AlphaFold (DeepMind, 2020) solved protein structure prediction: given an amino acid sequence, predict the 3D shape of the folded protein. This problem had been open for 50 years. AlphaFold solved it at near-experimental accuracy in 2020, and the impact was transformative — drug discovery, disease understanding, and basic science all accelerated overnight.

	AlphaFold	Virtual Cell
Core question	What 3D shape does this protein fold into?	What does a cell do when you perturb it?
Ground truth	Clean — a single deterministic 3D structure	Noisy — a stochastic distribution across a heterogeneous population
Variables	One molecule, hundreds of amino acids	20,000 interacting genes, embedded in tissue context
Training signal	Tens of thousands of clean protein structures from PDB	Noisy single-cell measurements that kill the cell to measure it
Generalization	Sequence → structure is consistent across organisms	Same gene does different things in different cell types
Status	Solved (2020)	Unsolved (2026)

The Difference in Kind

Protein folding has a single right answer per sequence. A cell's response to a perturbation depends on which cell type, what other genes are active, what signals it's receiving from neighbors, what time in the cell cycle it's at, and dozens of other contextual factors. The virtual cell problem is harder in almost every dimension — more variables, noisier measurements, less consistent ground truth, more context-dependence.

13 — Applications

Why Any of This Matters

Drug Discovery

Screen millions of targets cheaply

Most drugs fail in clinical trials because we didn't understand the biology. If you can simulate "what happens when you inhibit gene X in a cancer cell" without running the experiment, you can screen millions of drug targets computationally before synthesizing a single molecule.

Disease Understanding

Model what goes wrong

Most diseases involve changes in gene regulation — oncogenes overactive, tumor suppressors silenced, immune genes misfiring. A virtual cell lets you model the diseased state computationally and find where to intervene.

Personalized Medicine

Patient-specific digital twins

Take a biopsy from a patient, build a virtual model of their specific cells, simulate 50 different treatments, pick the one that works for their tumor's specific genetic profile. Not average patients — this specific person.

Replacing Animal Testing

Reduce preclinical experiments

If cellular responses can be simulated accurately, a large fraction of animal experiments during drug development become redundant. Faster, cheaper, more ethical.

14 — Honest Assessment

Where the Field Actually Is

The dream is clear. The tools are immature. The metrics are disputed. Simple baselines are embarrassingly competitive with models containing a billion parameters trained on millions of cells.
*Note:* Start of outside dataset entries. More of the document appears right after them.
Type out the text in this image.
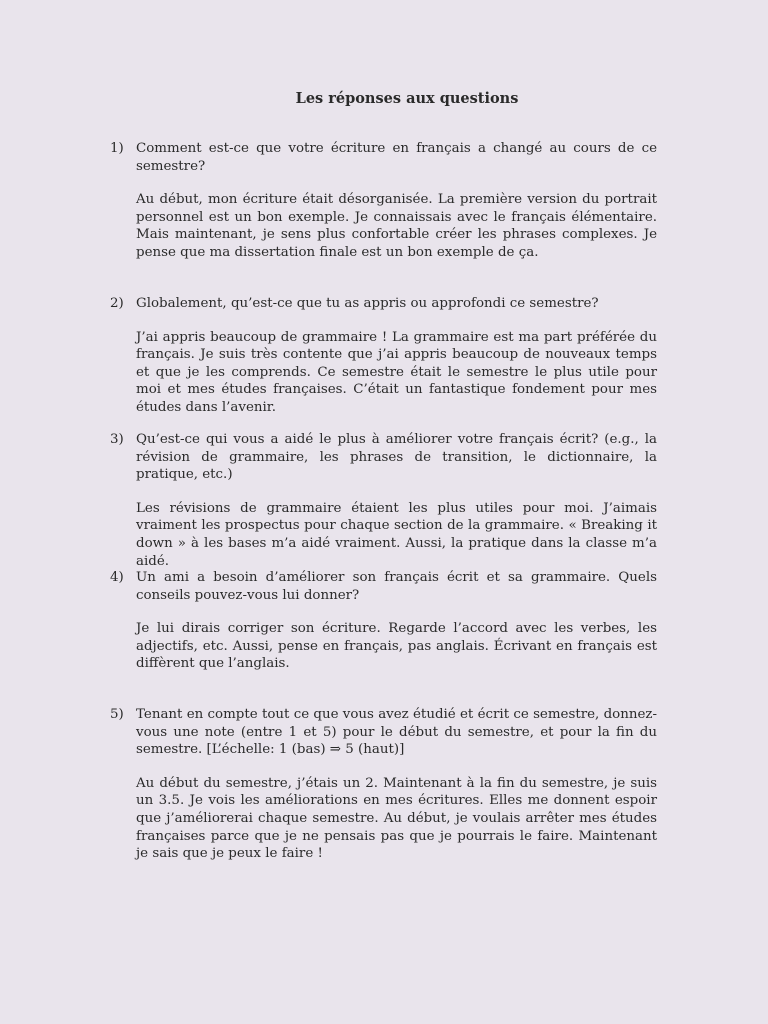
Les réponses aux questions
1) Comment est-ce que votre écriture en français a changé au cours de ce semestre?
Au début, mon écriture était désorganisée. La première version du portrait personnel est un bon exemple. Je connaissais avec le français élémentaire. Mais maintenant, je sens plus confortable créer les phrases complexes. Je pense que ma dissertation finale est un bon exemple de ça.
2) Globalement, qu’est-ce que tu as appris ou approfondi ce semestre?
J’ai appris beaucoup de grammaire ! La grammaire est ma part préférée du français. Je suis très contente que j’ai appris beaucoup de nouveaux temps et que je les comprends. Ce semestre était le semestre le plus utile pour moi et mes études françaises. C’était un fantastique fondement pour mes études dans l’avenir.
3) Qu’est-ce qui vous a aidé le plus à améliorer votre français écrit? (e.g., la révision de grammaire, les phrases de transition, le dictionnaire, la pratique, etc.)
Les révisions de grammaire étaient les plus utiles pour moi. J’aimais vraiment les prospectus pour chaque section de la grammaire. « Breaking it down » à les bases m’a aidé vraiment. Aussi, la pratique dans la classe m’a aidé.
4) Un ami a besoin d’améliorer son français écrit et sa grammaire. Quels conseils pouvez-vous lui donner?
Je lui dirais corriger son écriture. Regarde l’accord avec les verbes, les adjectifs, etc. Aussi, pense en français, pas anglais. Écrivant en français est diffèrent que l’anglais.
5) Tenant en compte tout ce que vous avez étudié et écrit ce semestre, donnez-vous une note (entre 1 et 5) pour le début du semestre, et pour la fin du semestre. [L’échelle: 1 (bas) ⇒ 5 (haut)]
Au début du semestre, j’étais un 2. Maintenant à la fin du semestre, je suis un 3.5. Je vois les améliorations en mes écritures. Elles me donnent espoir que j’améliorerai chaque semestre. Au début, je voulais arrêter mes études françaises parce que je ne pensais pas que je pourrais le faire. Maintenant je sais que je peux le faire !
But: the data infrastructure (Perturb-seq at genome scale), the competition frameworks (Arc Challenge with $250K prizes and 5,000 participants), and the research output (multiple Nature papers in 2025 alone) are all signs of a field that is accelerating fast.

The Central Question

Can we build AlphaFold for cell biology?

The answer so far: "Not yet — but we're getting better at knowing exactly why not." The metric crisis revealed that we were measuring the wrong things. Systema revealed systematic confounds in the data. The challenge revealed that hybrid approaches beat pure neural networks.

In science, turning a vague failure into a specific, diagnosable problem is real progress. The field knows more precisely what it doesn't know — which is how breakthroughs happen.